000 🐾

961 69 12
                                    


Sampai kapan aku harus merangkai untaian hiperbola tentang indahnya kasih sayang? 

Suara teriakan seorang anak kecil membuat siapapun yang mendengarnya tidak tega untuk melihat keadaanya. Begitupun dengan Manda, dia tidak menyangka untuk melihat pemandangan miris di depan matanya saat ini. Anak kecil itu mendekap di sudut ruangan sambil memeluk erat pada kedua kakinya, sedangkan dua insan tengah sibuk beradu argumen tanpa menghiraukan apapun. Pecahan kaca, robekan kertas, semua hancur berantakan.

Plakk! 

"Mama...! "

02.30 WIB

Mimpi itu. Mimpi itu yang membuatku takut untuk memejamkan mata. Serpihan memory masa kecil yang terus berputar setiap kali aku pergi ke alam mimpi. Entah mengapa hanya ada kesedihan yang ku ingat di masa itu. Apakah tidak ada kebahagiaan yang tersisa untuk bisa ku kenang di saat mimpi buruk itu terputar kembali?

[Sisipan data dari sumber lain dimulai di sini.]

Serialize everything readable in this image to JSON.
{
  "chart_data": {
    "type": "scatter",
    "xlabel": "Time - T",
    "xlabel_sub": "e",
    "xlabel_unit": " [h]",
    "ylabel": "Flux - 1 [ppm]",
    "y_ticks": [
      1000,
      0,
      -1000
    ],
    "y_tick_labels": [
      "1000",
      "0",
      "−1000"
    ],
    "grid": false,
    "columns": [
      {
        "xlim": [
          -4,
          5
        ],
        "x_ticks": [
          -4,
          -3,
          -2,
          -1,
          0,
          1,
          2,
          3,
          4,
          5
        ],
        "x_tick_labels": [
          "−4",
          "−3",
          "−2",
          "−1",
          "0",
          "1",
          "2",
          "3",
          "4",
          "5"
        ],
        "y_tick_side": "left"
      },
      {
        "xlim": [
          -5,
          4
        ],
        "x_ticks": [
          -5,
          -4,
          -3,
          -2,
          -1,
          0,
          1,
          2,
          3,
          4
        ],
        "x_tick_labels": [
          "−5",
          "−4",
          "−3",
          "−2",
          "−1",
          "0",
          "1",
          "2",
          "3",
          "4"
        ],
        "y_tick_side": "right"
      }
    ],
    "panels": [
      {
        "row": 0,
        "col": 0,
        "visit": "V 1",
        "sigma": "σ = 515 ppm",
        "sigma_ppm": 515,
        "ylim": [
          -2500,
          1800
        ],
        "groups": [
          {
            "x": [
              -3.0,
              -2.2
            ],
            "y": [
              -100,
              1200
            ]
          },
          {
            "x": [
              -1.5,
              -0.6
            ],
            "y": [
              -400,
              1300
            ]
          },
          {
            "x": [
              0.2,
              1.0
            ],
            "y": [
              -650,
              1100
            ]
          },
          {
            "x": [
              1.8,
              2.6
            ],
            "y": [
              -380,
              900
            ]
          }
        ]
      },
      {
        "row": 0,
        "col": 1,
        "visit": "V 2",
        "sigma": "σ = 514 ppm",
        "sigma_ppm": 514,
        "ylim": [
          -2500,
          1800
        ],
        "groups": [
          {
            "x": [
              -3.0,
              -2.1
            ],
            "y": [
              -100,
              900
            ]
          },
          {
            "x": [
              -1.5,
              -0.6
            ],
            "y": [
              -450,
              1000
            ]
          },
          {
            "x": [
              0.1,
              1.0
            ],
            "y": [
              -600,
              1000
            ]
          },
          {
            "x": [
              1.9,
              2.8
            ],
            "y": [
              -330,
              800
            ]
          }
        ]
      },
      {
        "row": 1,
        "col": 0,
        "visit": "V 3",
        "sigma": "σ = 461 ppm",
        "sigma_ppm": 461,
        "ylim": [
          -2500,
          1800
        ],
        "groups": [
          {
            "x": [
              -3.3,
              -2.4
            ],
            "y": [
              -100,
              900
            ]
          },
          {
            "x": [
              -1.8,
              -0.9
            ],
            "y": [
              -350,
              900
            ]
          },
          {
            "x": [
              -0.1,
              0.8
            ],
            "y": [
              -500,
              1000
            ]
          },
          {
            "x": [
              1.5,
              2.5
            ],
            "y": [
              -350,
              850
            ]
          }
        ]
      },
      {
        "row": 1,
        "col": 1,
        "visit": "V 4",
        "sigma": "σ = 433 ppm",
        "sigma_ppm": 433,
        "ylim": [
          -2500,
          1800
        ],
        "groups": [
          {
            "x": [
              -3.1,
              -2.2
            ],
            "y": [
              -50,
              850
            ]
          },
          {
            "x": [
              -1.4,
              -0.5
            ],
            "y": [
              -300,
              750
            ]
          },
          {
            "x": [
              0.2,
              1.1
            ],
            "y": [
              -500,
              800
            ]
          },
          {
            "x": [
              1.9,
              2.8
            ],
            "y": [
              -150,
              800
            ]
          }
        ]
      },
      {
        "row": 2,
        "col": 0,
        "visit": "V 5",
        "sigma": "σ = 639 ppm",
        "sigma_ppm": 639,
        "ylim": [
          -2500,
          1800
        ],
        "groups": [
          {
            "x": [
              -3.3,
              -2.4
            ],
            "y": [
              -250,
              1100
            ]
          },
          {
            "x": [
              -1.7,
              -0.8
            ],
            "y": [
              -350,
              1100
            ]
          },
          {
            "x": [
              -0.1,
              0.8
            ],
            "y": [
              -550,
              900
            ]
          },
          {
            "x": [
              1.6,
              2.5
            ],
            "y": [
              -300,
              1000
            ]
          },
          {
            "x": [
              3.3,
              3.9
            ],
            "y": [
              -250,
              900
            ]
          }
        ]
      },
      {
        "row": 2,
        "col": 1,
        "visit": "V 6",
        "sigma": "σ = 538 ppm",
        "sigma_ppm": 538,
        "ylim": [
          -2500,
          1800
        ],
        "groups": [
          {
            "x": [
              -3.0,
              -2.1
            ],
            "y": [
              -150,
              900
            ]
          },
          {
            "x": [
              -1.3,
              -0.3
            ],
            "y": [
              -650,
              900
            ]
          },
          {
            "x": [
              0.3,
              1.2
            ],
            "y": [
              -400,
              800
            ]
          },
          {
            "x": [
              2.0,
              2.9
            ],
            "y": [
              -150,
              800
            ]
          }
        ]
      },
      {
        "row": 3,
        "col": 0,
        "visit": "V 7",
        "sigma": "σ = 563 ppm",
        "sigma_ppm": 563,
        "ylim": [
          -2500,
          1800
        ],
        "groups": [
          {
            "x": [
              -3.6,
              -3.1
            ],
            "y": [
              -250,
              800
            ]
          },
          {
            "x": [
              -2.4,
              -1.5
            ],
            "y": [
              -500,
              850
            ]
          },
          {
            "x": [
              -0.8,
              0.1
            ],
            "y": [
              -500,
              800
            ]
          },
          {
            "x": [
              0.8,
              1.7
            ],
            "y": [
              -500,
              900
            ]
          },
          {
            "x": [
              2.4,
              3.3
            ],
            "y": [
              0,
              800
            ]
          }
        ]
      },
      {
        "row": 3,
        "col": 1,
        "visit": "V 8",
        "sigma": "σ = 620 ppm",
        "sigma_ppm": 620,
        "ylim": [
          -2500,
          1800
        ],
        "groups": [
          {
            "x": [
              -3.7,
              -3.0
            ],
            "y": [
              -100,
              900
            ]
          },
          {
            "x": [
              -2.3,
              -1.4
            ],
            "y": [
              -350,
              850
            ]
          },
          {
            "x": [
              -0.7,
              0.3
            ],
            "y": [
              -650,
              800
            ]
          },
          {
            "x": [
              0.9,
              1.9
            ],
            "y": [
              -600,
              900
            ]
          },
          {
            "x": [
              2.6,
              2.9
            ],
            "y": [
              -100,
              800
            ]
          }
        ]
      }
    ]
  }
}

Embun pagi menyapaku,begitupun dengan sejuknya udara pagi di bandung yang mungkin sebentar lagi jarang untuk ku rasakan. Hamparan pohon teh dengan deretan rapinya tak luput dari tangkapan indra penglihatan. Para petani pemetik teh dengan tenggok yang bertengger di punggungnya menyapaku dengan ramah.

Uap air berhasil mengaburkan pandanganku, sehingga memaksaku untuk melepaskannya. Ya, Aku memang tidak bisa terlepas dari benda berkaca itu, semua karena ketercanduanku terhadap coretan orang-orang jenius maupun orang-orang yang ingin menyalurkan entah itu imajinasinya atau mungkin perasaanya.

"Cinta. "

Aku menoleh saat seseorang mengatakan kata itu, aku tersenyum sebelum tangan lembut itu menyentuh pundakku. Aku tau itu, aku sering menemukanya di buku-buku novel.

"Dulu saat nenek seusia kamu, nenek merasakan apa yang orang sebut itu dengan kata 'cinta', "

Aku tak melepaskan pandanganku dari sosok wanita yang telah berusia lebih dari setengah abad itu. Sambil menunggu apa yang akan ia katakan selanjutnya.

"Manda, apakah kamu pernah jatuh cinta? "

Aku mengalihkan pandanganku ke arah hamparan kebun teh sambil menggeleng lemah.

"Sebentar lagi pasti Manda merasakanya. Jika iya, jangan lupa cerita pada nenek, " ujarnya sambil tersenyum sebelum menghela nafas panjang dan memelukku.

Tiiiin!  Tiiin!

Bunyi klakson itu membuatku mengeratkan dekapan pada nenek sebelum aku mengurainya dengan terpaksa.

"Baik-baik di Jogja ya nak, nenek sayang Manda. Kalau kangen main saja kesini, pintu rumah ini selalu terbuka untuk cucu nenek, " aku mengangguk paham lalu mengecup pipi nenek secara bergantian sebagai salam perpisahan. Aku melambaikan tangan pada nenek dan terus memandanginya sebelum semuanya mengecil dan hilang dari pandanganku.